The Outlaws is a series of interviews between the writer, Cañas who had been known as Gafitas in his gang days, the police detective from the events in the 70’s and who arrested Sarko following a tip off at a bank robbery, and who crucially let “Gafitas” get away and then the prison director from Gerona. How was “Gafitas” allowed to escape? Why did Tere not turn up for the robbery? These questions remain open throughout the story. Sarko as a first Of his kind Is romanticised by the media and then left to rot in Spanish jails:


–For Sarko everything went very fast in fact my impression is that when I knew him in the late 70s Sarko was a sort of precursor and when I saw him again in the late 90s he was almost an anachronism if not a posthumous persona
From precursor to anachronism in just 20 years?
That’s right, when I knew him he was a forerunner in a way of the masses of juvenile delinquents who filled the jails the newspapers radio television and cinema screens in the 80’s I’d say he not only announce the phenomenon he played the part better than anybody.

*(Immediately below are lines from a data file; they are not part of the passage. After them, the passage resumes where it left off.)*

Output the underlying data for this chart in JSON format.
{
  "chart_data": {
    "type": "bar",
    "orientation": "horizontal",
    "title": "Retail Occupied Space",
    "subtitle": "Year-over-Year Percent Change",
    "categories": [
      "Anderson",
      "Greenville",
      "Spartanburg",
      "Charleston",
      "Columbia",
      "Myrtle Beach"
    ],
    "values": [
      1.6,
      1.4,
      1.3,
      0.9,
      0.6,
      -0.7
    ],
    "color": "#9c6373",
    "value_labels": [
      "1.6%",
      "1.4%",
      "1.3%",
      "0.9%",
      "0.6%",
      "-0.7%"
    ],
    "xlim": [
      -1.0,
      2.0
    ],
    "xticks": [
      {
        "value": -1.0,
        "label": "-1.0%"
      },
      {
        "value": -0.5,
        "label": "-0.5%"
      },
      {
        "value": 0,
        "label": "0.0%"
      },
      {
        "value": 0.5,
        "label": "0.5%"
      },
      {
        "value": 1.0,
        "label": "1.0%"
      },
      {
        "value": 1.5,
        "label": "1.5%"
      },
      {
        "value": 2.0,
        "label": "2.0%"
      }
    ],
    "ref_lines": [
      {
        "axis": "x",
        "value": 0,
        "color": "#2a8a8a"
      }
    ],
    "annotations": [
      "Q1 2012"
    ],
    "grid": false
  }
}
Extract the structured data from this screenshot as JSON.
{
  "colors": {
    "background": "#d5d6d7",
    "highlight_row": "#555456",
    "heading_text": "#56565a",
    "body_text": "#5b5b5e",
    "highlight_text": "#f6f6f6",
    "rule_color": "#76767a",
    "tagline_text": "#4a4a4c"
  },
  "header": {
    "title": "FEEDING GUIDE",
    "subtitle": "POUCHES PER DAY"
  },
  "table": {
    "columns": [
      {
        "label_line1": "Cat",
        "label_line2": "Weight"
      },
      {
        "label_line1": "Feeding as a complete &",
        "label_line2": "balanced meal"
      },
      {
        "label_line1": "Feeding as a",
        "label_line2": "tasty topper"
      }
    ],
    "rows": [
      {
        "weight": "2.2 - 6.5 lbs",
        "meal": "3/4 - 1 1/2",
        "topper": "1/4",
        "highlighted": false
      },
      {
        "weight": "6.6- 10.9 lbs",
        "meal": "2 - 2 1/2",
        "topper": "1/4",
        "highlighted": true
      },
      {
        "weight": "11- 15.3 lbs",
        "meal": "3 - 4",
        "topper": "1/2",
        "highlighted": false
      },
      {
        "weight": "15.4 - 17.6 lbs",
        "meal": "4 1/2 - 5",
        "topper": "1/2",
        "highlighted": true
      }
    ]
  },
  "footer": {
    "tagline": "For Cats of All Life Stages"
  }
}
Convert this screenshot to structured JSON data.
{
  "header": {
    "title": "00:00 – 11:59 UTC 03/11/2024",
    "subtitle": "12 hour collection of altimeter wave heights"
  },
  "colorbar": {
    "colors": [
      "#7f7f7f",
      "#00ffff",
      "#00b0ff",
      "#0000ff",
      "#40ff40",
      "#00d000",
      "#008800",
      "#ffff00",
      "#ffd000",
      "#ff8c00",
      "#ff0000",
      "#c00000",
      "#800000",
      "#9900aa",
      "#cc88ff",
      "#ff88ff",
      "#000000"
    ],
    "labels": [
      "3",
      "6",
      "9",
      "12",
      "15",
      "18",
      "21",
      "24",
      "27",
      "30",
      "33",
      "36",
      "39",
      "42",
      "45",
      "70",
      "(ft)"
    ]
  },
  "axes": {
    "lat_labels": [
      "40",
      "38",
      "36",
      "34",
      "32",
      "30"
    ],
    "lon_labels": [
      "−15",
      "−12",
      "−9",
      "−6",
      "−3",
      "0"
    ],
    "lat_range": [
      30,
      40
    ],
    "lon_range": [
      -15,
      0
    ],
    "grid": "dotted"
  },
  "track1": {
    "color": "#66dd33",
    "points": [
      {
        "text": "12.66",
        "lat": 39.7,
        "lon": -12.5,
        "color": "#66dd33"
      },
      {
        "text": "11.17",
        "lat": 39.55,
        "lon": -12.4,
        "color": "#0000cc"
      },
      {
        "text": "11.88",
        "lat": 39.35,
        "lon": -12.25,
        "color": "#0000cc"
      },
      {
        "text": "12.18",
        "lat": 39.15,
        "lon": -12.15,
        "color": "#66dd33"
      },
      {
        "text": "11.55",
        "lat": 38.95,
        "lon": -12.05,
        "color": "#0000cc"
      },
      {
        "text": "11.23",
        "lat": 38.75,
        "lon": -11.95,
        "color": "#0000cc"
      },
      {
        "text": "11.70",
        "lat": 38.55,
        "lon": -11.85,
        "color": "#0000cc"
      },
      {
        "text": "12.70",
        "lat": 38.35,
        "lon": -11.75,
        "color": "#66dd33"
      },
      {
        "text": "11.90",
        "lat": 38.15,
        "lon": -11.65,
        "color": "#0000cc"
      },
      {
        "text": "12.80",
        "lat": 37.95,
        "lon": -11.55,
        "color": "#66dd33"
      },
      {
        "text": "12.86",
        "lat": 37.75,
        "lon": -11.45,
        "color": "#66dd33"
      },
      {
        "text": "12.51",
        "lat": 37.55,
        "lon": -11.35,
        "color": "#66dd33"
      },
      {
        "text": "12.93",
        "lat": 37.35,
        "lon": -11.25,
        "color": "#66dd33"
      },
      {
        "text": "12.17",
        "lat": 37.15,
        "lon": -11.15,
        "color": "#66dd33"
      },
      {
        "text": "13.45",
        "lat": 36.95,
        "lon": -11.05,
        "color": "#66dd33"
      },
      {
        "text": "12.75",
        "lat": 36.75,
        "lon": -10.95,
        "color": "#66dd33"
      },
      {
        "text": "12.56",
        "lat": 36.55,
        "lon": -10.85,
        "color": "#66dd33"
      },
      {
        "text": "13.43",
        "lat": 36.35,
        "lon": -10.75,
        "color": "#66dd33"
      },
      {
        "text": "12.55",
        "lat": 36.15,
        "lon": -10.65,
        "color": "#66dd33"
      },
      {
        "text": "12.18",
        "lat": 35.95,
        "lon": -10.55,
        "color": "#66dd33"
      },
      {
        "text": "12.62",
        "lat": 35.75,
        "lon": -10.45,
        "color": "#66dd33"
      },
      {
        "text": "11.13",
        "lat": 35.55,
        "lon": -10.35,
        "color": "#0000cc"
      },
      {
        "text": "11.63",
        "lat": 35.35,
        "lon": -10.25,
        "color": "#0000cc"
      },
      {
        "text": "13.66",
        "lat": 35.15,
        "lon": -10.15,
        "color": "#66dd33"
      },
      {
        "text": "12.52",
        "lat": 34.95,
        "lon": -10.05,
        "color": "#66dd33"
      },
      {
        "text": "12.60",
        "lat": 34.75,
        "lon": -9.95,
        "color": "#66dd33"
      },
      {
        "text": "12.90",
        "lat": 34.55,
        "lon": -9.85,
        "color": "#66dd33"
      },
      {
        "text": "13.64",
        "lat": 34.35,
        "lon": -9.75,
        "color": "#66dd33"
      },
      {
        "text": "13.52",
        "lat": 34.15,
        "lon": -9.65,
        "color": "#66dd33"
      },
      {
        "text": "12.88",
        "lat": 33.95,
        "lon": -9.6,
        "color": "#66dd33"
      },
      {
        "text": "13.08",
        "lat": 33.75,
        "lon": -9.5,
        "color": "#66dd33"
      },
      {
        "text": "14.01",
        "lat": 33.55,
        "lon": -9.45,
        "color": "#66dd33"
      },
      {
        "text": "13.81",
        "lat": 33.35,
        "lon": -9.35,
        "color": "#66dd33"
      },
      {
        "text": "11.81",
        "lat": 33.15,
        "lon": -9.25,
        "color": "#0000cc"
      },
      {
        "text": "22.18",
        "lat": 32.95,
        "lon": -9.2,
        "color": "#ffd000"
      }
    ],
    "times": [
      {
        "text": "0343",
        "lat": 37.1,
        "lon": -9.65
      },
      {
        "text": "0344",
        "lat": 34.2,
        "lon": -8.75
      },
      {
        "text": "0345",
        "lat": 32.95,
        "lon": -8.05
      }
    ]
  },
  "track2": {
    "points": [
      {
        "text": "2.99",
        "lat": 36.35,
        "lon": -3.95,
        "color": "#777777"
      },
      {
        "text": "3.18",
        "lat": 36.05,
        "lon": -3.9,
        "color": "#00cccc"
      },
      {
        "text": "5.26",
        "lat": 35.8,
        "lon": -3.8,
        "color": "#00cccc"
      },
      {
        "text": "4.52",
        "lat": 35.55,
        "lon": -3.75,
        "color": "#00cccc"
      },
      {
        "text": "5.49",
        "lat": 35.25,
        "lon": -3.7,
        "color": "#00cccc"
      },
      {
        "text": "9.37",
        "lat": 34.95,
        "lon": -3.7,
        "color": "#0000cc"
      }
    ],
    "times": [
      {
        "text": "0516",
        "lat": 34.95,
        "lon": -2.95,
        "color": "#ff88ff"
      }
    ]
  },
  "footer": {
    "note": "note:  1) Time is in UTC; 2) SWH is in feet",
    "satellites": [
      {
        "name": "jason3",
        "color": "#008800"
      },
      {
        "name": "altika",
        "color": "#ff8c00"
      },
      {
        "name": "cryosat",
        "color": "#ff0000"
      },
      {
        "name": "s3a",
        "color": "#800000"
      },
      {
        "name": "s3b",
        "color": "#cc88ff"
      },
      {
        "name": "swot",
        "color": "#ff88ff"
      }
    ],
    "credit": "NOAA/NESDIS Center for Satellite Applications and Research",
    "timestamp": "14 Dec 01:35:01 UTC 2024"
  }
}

This book throughout these interviews, a process used to blur the lines between fiction and reality, seems at times to ramble on without clear aims as Cercas slowly and indirectly shapes for us, through the three narrators and the writer, a full view of his main character Cañas and Cercas’s writer tells us something about the story writing and his subject:


–The idea at first (was) to write a book about Sarko to denounce all the lies that have been told about him and tell the truth or a portion of the truth. But a person doesn’t write the books he wants to write but those he can or those he finds, the book I’ve found both is and isn’t that one


First Published in Spanish as “Las leyes de la frontera” in 2012 by Literatura Mondadori.
Translated into English by Anne McLean as “Outlaws” and published by Bloomsbury Publishing in 2014

3 thoughts on “Javier Cercas ‘Outlaws’”

  1. I greatly enjoyed Cercas’ Soldados de Salamina, picked up another book by him which I have yet to start several years later and then kind of forgot about him. Did you enjoy this book at all, Pat? I know you have some concerns about its rambling nature in spots, but would you recommend it overall?

    1. Hi Richard, I’ve got Cercas’s Soldados waiting in line, borrowed from the library.
      His Outlaws does ramble a bit but I’m a patient reader and can say I now have fond memories of this book, I suspect Cercas has an indirect style but will hold off until I’ve read the second book before coming to a conclusion on that point.